We wrote this book as an introduction to spiking neuron models for advanced undergraduate or graduate students. It can be used either as the main text for a course that focuses on neuronal dynamics; or as part of a larger course in Computational Neuroscience, theoretical biology, neuronal modeling, biophysics, or neural networks. For a one-semester course on neuronal modeling, we usually teach one chapter per week focusing on the first sections of each chapter for lectures and give the remainder as reading assignment. Many of the examples can be reformulated as exercises. While writing the book we had in mind students of physics, mathematics, or computer science with an interest in biology; but it might also be useful for students of biology who are interested in mathematical modeling. All the necessary mathematical concepts are introduced in an elementary fashion. No prior knowledge beyond undergraduate mathematics should be necessary to read the book.

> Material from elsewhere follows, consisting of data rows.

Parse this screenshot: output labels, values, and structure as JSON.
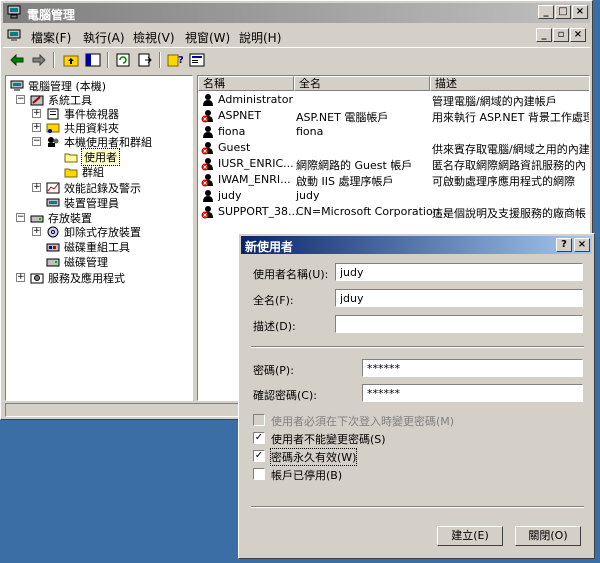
{
  "window": {
    "title": "電腦管理",
    "buttons": [
      "_",
      "□",
      "×"
    ]
  },
  "menu": [
    {
      "label": "檔案(F)"
    },
    {
      "label": "執行(A)"
    },
    {
      "label": "檢視(V)"
    },
    {
      "label": "視窗(W)"
    },
    {
      "label": "說明(H)"
    }
  ],
  "mdi_buttons": [
    "_",
    "▫",
    "×"
  ],
  "tree": [
    {
      "label": "電腦管理 (本機)"
    },
    {
      "label": "系統工具"
    },
    {
      "label": "事件檢視器"
    },
    {
      "label": "共用資料夾"
    },
    {
      "label": "本機使用者和群組"
    },
    {
      "label": "使用者"
    },
    {
      "label": "群組"
    },
    {
      "label": "效能記錄及警示"
    },
    {
      "label": "裝置管理員"
    },
    {
      "label": "存放裝置"
    },
    {
      "label": "卸除式存放裝置"
    },
    {
      "label": "磁碟重組工具"
    },
    {
      "label": "磁碟管理"
    },
    {
      "label": "服務及應用程式"
    }
  ],
  "list": {
    "columns": [
      "名稱",
      "全名",
      "描述"
    ],
    "rows": [
      {
        "name": "Administrator",
        "fullname": "",
        "desc": "管理電腦/網域的內建帳戶"
      },
      {
        "name": "ASPNET",
        "fullname": "ASP.NET 電腦帳戶",
        "desc": "用來執行 ASP.NET 背景工作處理"
      },
      {
        "name": "fiona",
        "fullname": "fiona",
        "desc": ""
      },
      {
        "name": "Guest",
        "fullname": "",
        "desc": "供來賓存取電腦/網域之用的內建"
      },
      {
        "name": "IUSR_ENRIC...",
        "fullname": "網際網路的 Guest 帳戶",
        "desc": "匿名存取網際網路資訊服務的內"
      },
      {
        "name": "IWAM_ENRI...",
        "fullname": "啟動 IIS 處理序帳戶",
        "desc": "可啟動處理序應用程式的網際"
      },
      {
        "name": "judy",
        "fullname": "judy",
        "desc": ""
      },
      {
        "name": "SUPPORT_38...",
        "fullname": "CN=Microsoft Corporation...",
        "desc": "這是個說明及支援服務的廠商帳"
      }
    ]
  },
  "dialog": {
    "title": "新使用者",
    "help": "?",
    "close": "×",
    "username_label": "使用者名稱(U):",
    "username_value": "judy",
    "fullname_label": "全名(F):",
    "fullname_value": "jduy",
    "desc_label": "描述(D):",
    "desc_value": "",
    "password_label": "密碼(P):",
    "password_value": "******",
    "confirm_label": "確認密碼(C):",
    "confirm_value": "******",
    "options": [
      {
        "label": "使用者必須在下次登入時變更密碼(M)",
        "checked": false,
        "disabled": true
      },
      {
        "label": "使用者不能變更密碼(S)",
        "checked": true,
        "disabled": false
      },
      {
        "label": "密碼永久有效(W)",
        "checked": true,
        "disabled": false
      },
      {
        "label": "帳戶已停用(B)",
        "checked": false,
        "disabled": false
      }
    ],
    "create_button": "建立(E)",
    "close_button": "關閉(O)"
  }
}
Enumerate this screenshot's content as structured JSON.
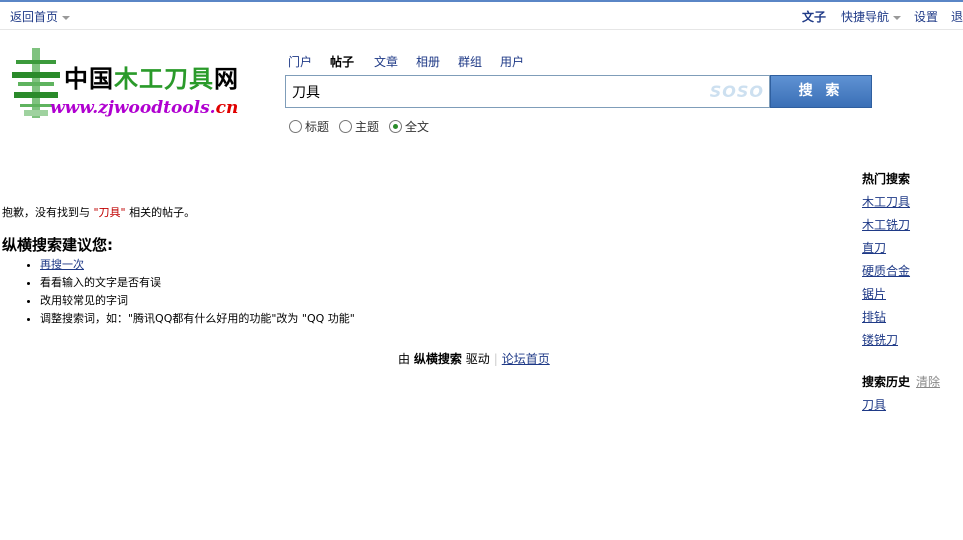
{
  "topbar": {
    "home_label": "返回首页",
    "mode_label": "文子",
    "quicknav_label": "快捷导航",
    "settings_label": "设置",
    "logout_label": "退"
  },
  "logo": {
    "cn_prefix": "中国",
    "cn_green": "木工刀具",
    "cn_suffix": "网",
    "url_prefix": "www.zjwoodtools.",
    "url_suffix": "cn"
  },
  "tabs": [
    "门户",
    "帖子",
    "文章",
    "相册",
    "群组",
    "用户"
  ],
  "active_tab": 1,
  "search": {
    "query": "刀具",
    "brand": "SOSO",
    "button_label": "搜 索"
  },
  "scope_options": [
    {
      "label": "标题",
      "checked": false
    },
    {
      "label": "主题",
      "checked": false
    },
    {
      "label": "全文",
      "checked": true
    }
  ],
  "result": {
    "sorry_prefix": "抱歉，没有找到与",
    "keyword": "\"刀具\"",
    "sorry_suffix": "相关的帖子。"
  },
  "suggest": {
    "title": "纵横搜索建议您:",
    "items": [
      {
        "text": "再搜一次",
        "link": true
      },
      {
        "text": "看看输入的文字是否有误",
        "link": false
      },
      {
        "text": "改用较常见的字词",
        "link": false
      },
      {
        "text": "调整搜索词，如：\"腾讯QQ都有什么好用的功能\"改为 \"QQ 功能\"",
        "link": false
      }
    ]
  },
  "footer": {
    "by": "由",
    "brand": "纵横搜索",
    "driven": "驱动",
    "forum_home": "论坛首页"
  },
  "sidebar": {
    "hot_title": "热门搜索",
    "hot_items": [
      "木工刀具",
      "木工铣刀",
      "直刀",
      "硬质合金",
      "锯片",
      "排钻",
      "镂铣刀"
    ],
    "history_title": "搜索历史",
    "clear_label": "清除",
    "history_items": [
      "刀具"
    ]
  },
  "colors": {
    "link": "#1f3a87",
    "keyword": "#c00000",
    "button": "#3a6fb6"
  }
}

An asterisk (*) marks those sections that have a more mathematical focus. These sections can be skipped at a first reading.

We have also tried to keep the book self-contained with respect to the underlying Neurobiology. The fundamentals of neuronal excitation and synaptic signal transmission are briefly introduced in Chapter 1 together with an outlook on the principal topics of the book, viz., formal spiking neuron models and the problem of neuronal coding. In Chapter 2 we review biophysical models of neuronal dynamics such as the Hodgkin-Huxley model and models of dendritic integration based on the cable equation. These models are the starting point for a systematic reduction to neuron models with a reduced complexity that are open to an analytical treatment. Whereas Chapter 3 is dedicated to two-dimensional differential equations as a description of neuronal dynamics, Chapter 4 introduces formal spiking neuron models, namely the integrate-and-fire model and the Spike Response Model. These formal neuron models are the foundation for all the following chapters. Part I on ``Single Neuron Models'' is completed by Chapter 5 which gives an overview of spike-train statistics and illustrates how noise can be implemented in spiking neuron models.

The step from single neuron models to networks of neurons is taken in Chapter 6 where equations for the macroscopic dynamics of large populations of neurons are derived. Based on these equations phenomena like signal transmission and coding (Chapter 7), oscillations and synchrony (Chapter 8), and pattern formation in spatially structured networks (Chapter 9) are investigated. So far, only networks with a fixed synaptic connectivity have been discussed. The third part of the book, finally, deals with synaptic plasticity and its role for development, learning, and memory. In Chapter 10, principles of Hebbian plasticity are presented and various models of synaptic plasticity are described that are more or less directly inspired by neurbiological findings. Equations that relate the synaptic weight dynamics to statistical properties of the neuronal spike activity are derived in Chapter 11. Last but not least, Chapter 12 presents an -- admittedly personal -- choice of illustrative applications of spike-timing dependent synaptic plasticity to fundamental problems of neuronal coding.

While the book contains material which is now considered as standard for courses in Computational Neuroscience, neuronal modeling, or neural networks, it also provides a bridge to current research which has developed over the last few years. In most chapters, the reader will find some sections which either report recent results or shed new light on well-known models. The viewpoint taken in the presentation of the material is of course highly subjective and a bias towards our own research is obvious. Nevertheless, we hope that the book will find the interest of students and researchers in the field.